Después de las habituales e introductorias frases hechas, utilizadas por los facultativos de cualquier consultorio, Miriam fue directa al asunto. Tras comentar con Emeterio la analítica de sangre, la de orina, la de sangre en heces, lo que había resultado de la resonancia magnética de la cavidad bucal y de la búsqueda a través del TAC de efectos o elementos extraños en las partes blandas corporales, la doctora Ramírez le dijo al azorado paciente que  padecía un síndrome nada frecuente denominado por los investigadores ‘Síndrome Button’. De la perorata, henchida de cifras, datos y comentarios, que Miriam hizo sobre las pruebas realizadas, nuestro enfermo, sano como un roble pocos meses ha, sólo escuchó, sólo se le quedó grabado, el curioso nombre del caballo sobre el que, seguro, cabalgaba el cuarto jinete del apocalipsis: «Síndrome Button». Y como el del caballero, el rostro de don Emeterio adquirió un color ceniciento, pálido, amarillento…

Sorpresa

—Sea sincera conmigo, doctora, se lo pido por favor. ¿Cuánto tiempo me queda? —preguntó nuestro personaje a la médico liberado ya de la zozobra que da desconocer el mal que padecemos. De pronto se había despertado en él la figura del luchador. Si la cosa venía mal, lucharía hasta el final.

—Dada su constitución briosa, la ausencia de cualquier excrecencia propia de su edad y tal, creo que quizás no debiera usted preocuparse— le respondió Miriam.

—Me preocupo, doctora, pues veo que ya no soy el mismo—dijo Emeterio. Y para apoyar su afirmación contó a la facultativo el episodio de Ezequías y su completo desconocimiento acerca de quién era esta persona que todos le decían había sido compañero suyo durante los últimos meses de su vida laboral.

—Es normal que esto te pase— dijo Miriam sonriéndole tras haber recibido respuesta positiva a la pregunta de si podía tutearle —Y de ahora en adelante te sucederá cada vez más.
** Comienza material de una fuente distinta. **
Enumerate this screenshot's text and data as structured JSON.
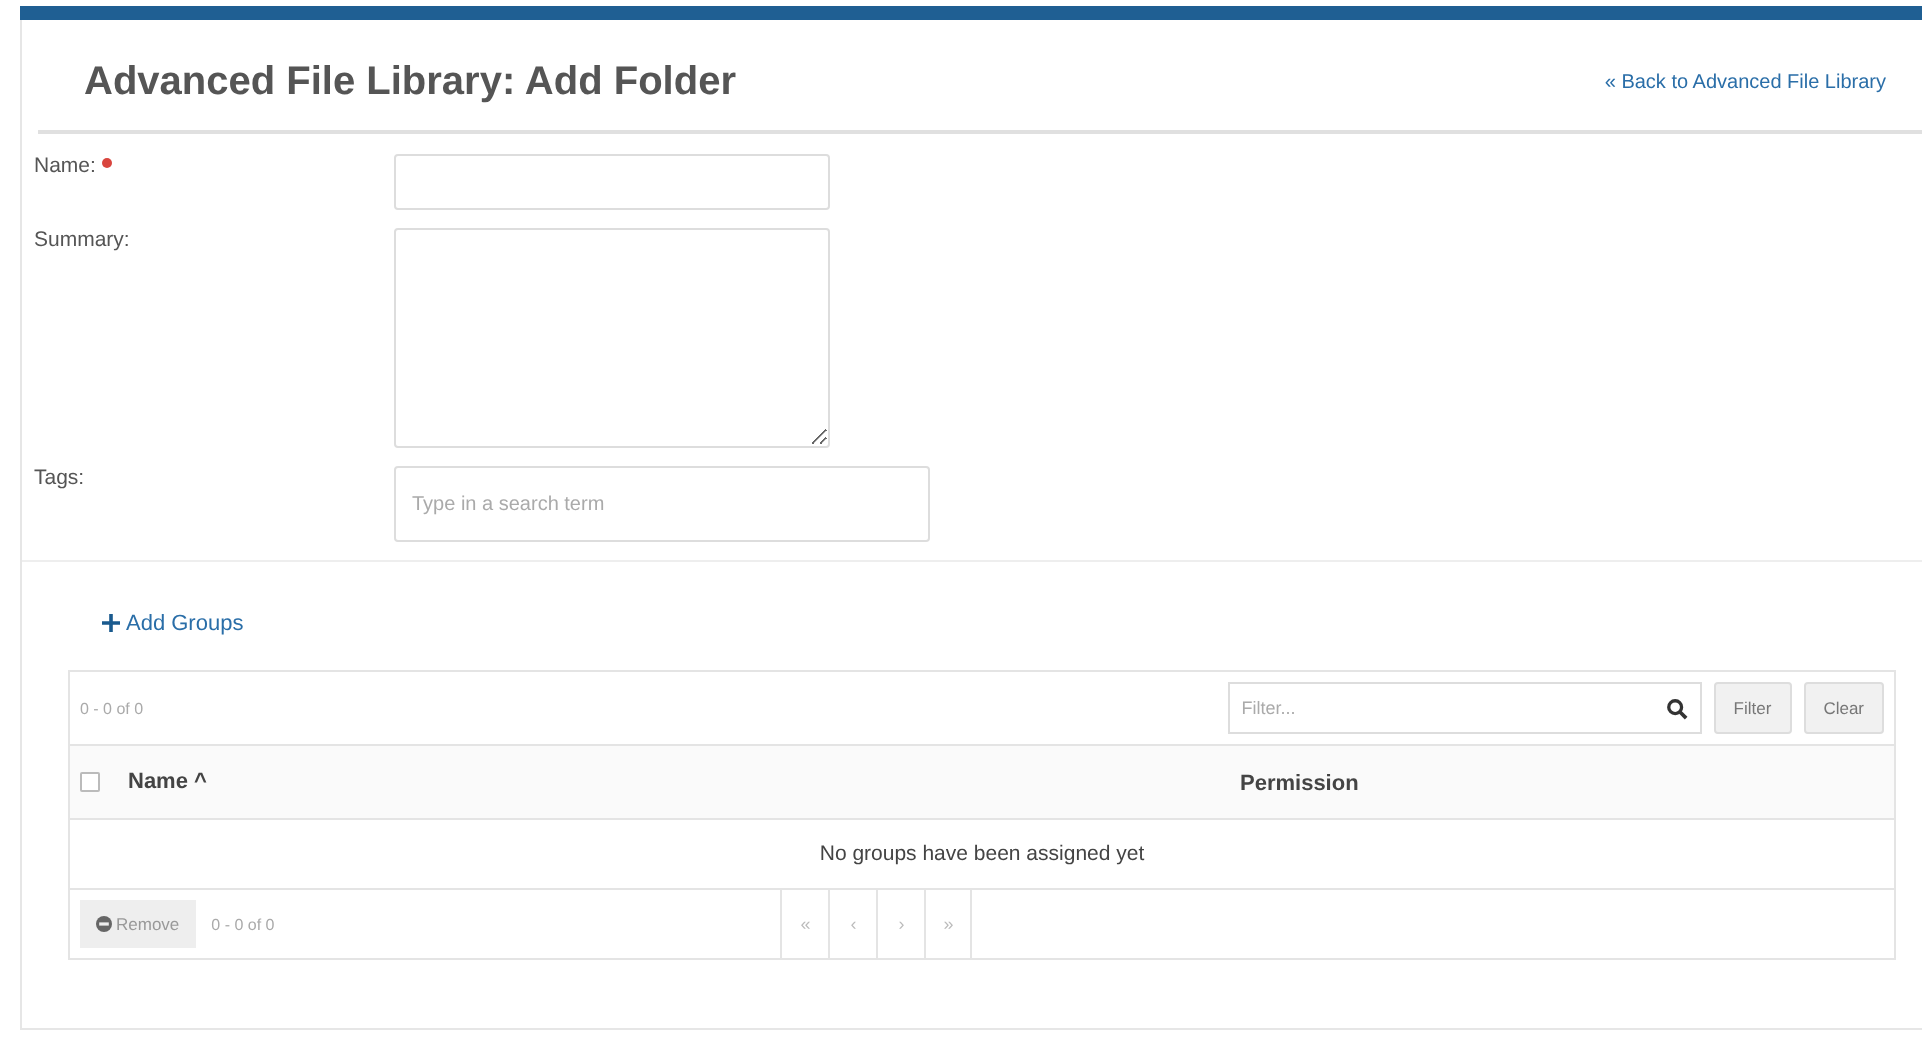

El ‘Síndrome Button’  se comporta, por lo que parece, siempre así. Yo misma desconocía cómo actuaba. Es algo muy poco frecuente. Me he informado sobre el mismo. Se trata de un proceso degenerativo a la inversa. Cada día, semana, mes…  irás desaprendiendo y olvidando todo lo que ese día, semana, mes… anterior hubieras aprendido o realizado. Scott Fitzgerald lo describió paso por paso. Puedes leerlo, acude a su texto. Tu caso no es tan estricto como el que él mostró. Fíjate en cómo buscando una cosa hemos encontrado otra que no sólo no te llevará a la muerte sino que poco a poco regresarás al inicio, a la gestación, a tu kilómetro cero. ¡¡Enhorabuena, Terio!!